Representation of the asymmetrical dimer of the EGFR kinase domain that has been shown by Zhang et al. to be involved in the activation of EGFR. Adapted from figure 6 of the highlighted paper.

Epidermal growth factor (EGF) causes its receptor, EGFR, to dimerize and — through a previously unknown mechanism — become activated to effect downstream signalling, cell growth, proliferation and differentiation. Although EGFR is crucial for healthy cell growth, its mutant variants are linked to several forms of cancer. Zhang, Kuriyan and colleagues examined the structural mechanisms of EGFR activation and report their findings in Cell, providing insights for cancer treatments.

Following crystallography screens, these researchers studied two forms of active-conformation EGFR kinase-domain dimers. The first dimer was symmetrical, with the two kinase domains interacting in a mutual head-to-tail fashion. By contrast, the second dimer was asymmetrical, with the C-lobe of one monomer (B) nestled against the N-lobe of the other monomer (A) (see figure). Kuriyan and colleagues proposed that, in the asymmetrical dimer, the C-lobe of monomer B forces the allosteric activation of monomer A, in a manner that is similar to the activation of cyclin-dependent kinases by cyclins.
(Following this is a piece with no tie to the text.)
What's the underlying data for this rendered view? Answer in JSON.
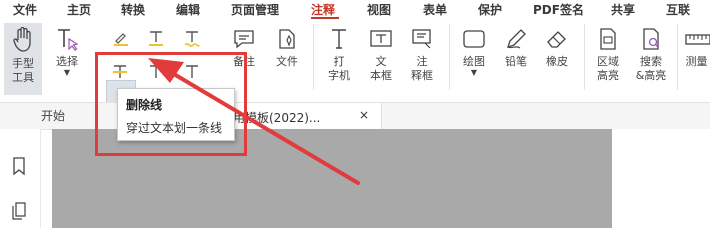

To test this idea, specific residues that are central to the symmetrical dimer interface were mutated. These mutations had no effect on the phosphorylation of residues that are indicative of EGFR activation. The fact that mutations of the dimer interface do not affect activation indicates that the symmetrical dimer is not involved in the activation process. But, when a similar mutational study was carried out on residues of the asymmetrical dimer interface, the phosphorylation of the same 'EGFR-activity-indicative' residues was almost completely abrogated, indicating that this dimer interface is crucial for EGFR activation.

To check that the abrogation of EGFR activity was not due to misfolding, two models were tested. A monomer with a mutation in its C-lobe interface region should be able to be activated, but not function as an activator. Conversely, a monomer with a mutation in its N-lobe interface region should be able to function as an activator, but be activation resistant. Co-transfectional studies with mutated EGFR showed that these predictions were correct.
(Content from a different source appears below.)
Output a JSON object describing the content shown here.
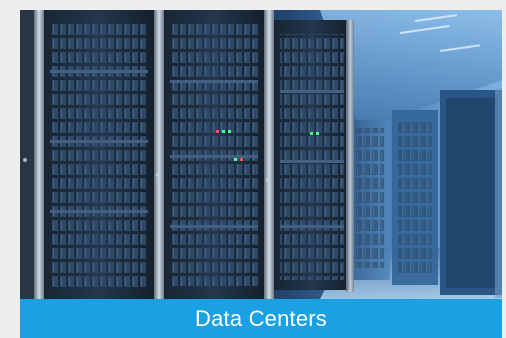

Furthermore, the researchers solved the crystal structure of a form of the EGFR kinase-domain dimer that was mutated in the C-lobe face of the dimer interface. As expected, this mutant displayed an inactive conformation, confirming the important role of the dimer interface in triggering the active conformation of the kinase. This inactive structure also explains the activating effects of two sets of EGFR mutations that are commonly found in human lung cancers.

The EGFR signalling pathway is crucial in normal development, and its malfunction, as shown by cancer-causing mutations of EGFR, is disastrous. Zhang et al. describe a mechanism of allosteric activation that allows greater levels of regulation than standard activation by trans-phosphorylation. They also show that, although symmetry is thought to be beautiful, in the case of EGFR, it's asymmetry that turns things on.